Estimated Cardiorespiratory Fitness
A symptom-limited peak GXT on a treadmill using an individualized ramp protocol (i.e. treadmill stress test) was completed at baseline and following the CR program by cardiac stress technologists in the Department of Cardiac Imaging at the UOHI. The ramp protocol involves walking or jogging at a constant speed (e.g. 2.0, 3.0, or 4.0 mph) dependent on participants’ functional abilities with a 1.7% increase in grade every minute until volitional fatigue is achieved. HR was measured throughout the test using an electrocardiogram. Estimated peak exercise capacity (V̇O2peak) was calculated using the ACSM Walking equation which takes into consideration the speed and grade reached in the final stage of the test: V̇O2 peak (mL/kg/min) = Final speed (m/min) x 0.1 + final grade x final speed (m/min) x 1.8 + 3.5.

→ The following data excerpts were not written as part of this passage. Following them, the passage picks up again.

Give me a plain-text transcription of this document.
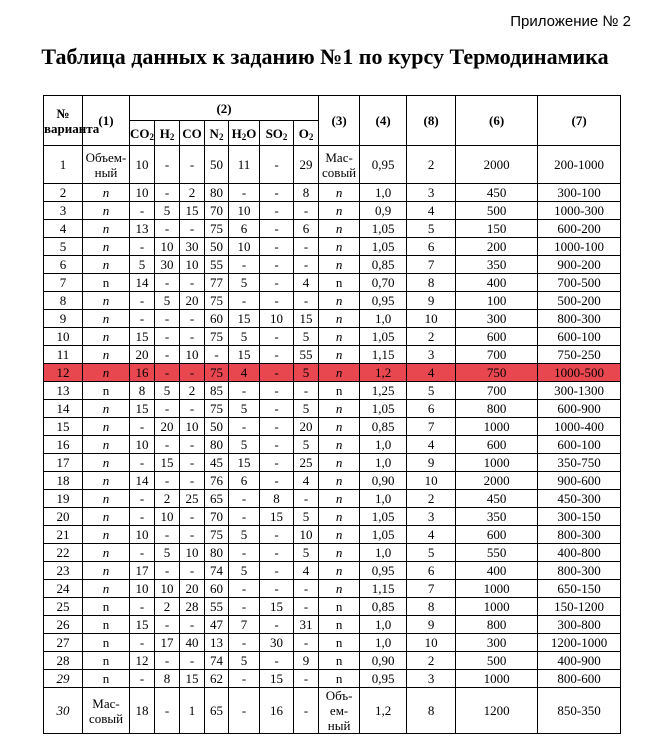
Приложение № 2
Таблица данных к заданию №1 по курсу Термодинамика
№ варианта	(1)	(2)							(3)	(4)	(8)	(6)	(7)
		$CO_2$	$H_2$	CO	$N_2$	$H_2O$	$SO_2$	$O_2$
1	Объем-ный	10	-	-	50	11	-	29	Мас-совый	0,95	2	2000	200-1000
2	n	10	-	2	80	-	-	8	n	1,0	3	450	300-100
3	n	-	5	15	70	10	-	-	n	0,9	4	500	1000-300
4	n	13	-	-	75	6	-	6	n	1,05	5	150	600-200
5	n	-	10	30	50	10	-	-	n	1,05	6	200	1000-100
6	n	5	30	10	55	-	-	-	n	0,85	7	350	900-200
7	n	14	-	-	77	5	-	4	n	0,70	8	400	700-500
8	n	-	5	20	75	-	-	-	n	0,95	9	100	500-200
9	n	-	-	-	60	15	10	15	n	1,0	10	300	800-300
10	n	15	-	-	75	5	-	5	n	1,05	2	600	600-100
11	n	20	-	10	-	15	-	55	n	1,15	3	700	750-250
12	n	16	-	-	75	4	-	5	n	1,2	4	750	1000-500
13	n	8	5	2	85	-	-	-	n	1,25	5	700	300-1300
14	n	15	-	-	75	5	-	5	n	1,05	6	800	600-900
15	n	-	20	10	50	-	-	20	n	0,85	7	1000	1000-400
16	n	10	-	-	80	5	-	5	n	1,0	4	600	600-100
17	n	-	15	-	45	15	-	25	n	1,0	9	1000	350-750
18	n	14	-	-	76	6	-	4	n	0,90	10	2000	900-600
19	n	-	2	25	65	-	8	-	n	1,0	2	450	450-300
20	n	-	10	-	70	-	15	5	n	1,05	3	350	300-150
21	n	10	-	-	75	5	-	10	n	1,05	4	600	800-300
22	n	-	5	10	80	-	-	5	n	1,0	5	550	400-800
23	n	17	-	-	74	5	-	4	n	0,95	6	400	800-300
24	n	10	10	20	60	-	-	-	n	1,15	7	1000	650-150
25	n	-	2	28	55	-	15	-	n	0,85	8	1000	150-1200
26	n	15	-	-	47	7	-	31	n	1,0	9	800	300-800
27	n	-	17	40	13	-	30	-	n	1,0	10	300	1200-1000
28	n	12	-	-	74	5	-	9	n	0,90	2	500	400-900
29	n	-	8	15	62	-	15	-	n	0,95	3	1000	800-600
30	Мас-совый	18	-	1	65	-	16	-	Объ-ем-ный	1,2	8	1200	850-350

Research assistants extracted demographic and clinical information from the CR clinical database including age, ethnicity, marital status, education, smoking status, medication use and cardiovascular diagnoses.
Height was measured to the nearest 0.5 cm, body mass was measured to the nearest 0.1 kg, and body mass index (BMI) was calculated (kg/m2). Waist circumference was measured to the nearest 0.5 cm at the midpoint between the lower costal margin and iliac crest while participants stood with arms at their sides, feet 25-30 cm apart and abdomen relaxed.
Resting Blood Pressure and Heart Rate
Resting blood pressure and HR were measured using an automated blood pressure monitor (Bp-TRU, Canada; or, Welch Allyn, Canada) by CR staff at baseline and following the CR program. These measures followed standardized procedures (24).
Analyses were performed using SPSS for Windows (Version 26; IBM Corp, Armonk, NY, USA). All outcome variables were tested for normality using Shapiro-Wilk tests. For feasibility outcomes, descriptive statistics were used to describe the attendance, compliance, patient experience and safety. To assess sex-differences in participant characteristics and feasibility outcomes, independent t-tests and Mann-Whitney U tests were used for continuous variables for normally distributed and non-normally distributed data, respectively. Chi-square tests were used for categorical variables. A sensitivity analysis was performed to ascertain where differences in compliance to target HR ranges existed between participants whose HRpeak was determined by a GXT or the Gellish equation. Data are reported as means ± standard deviations, unless otherwise noted, and p < 0.05 was considered statistically significant.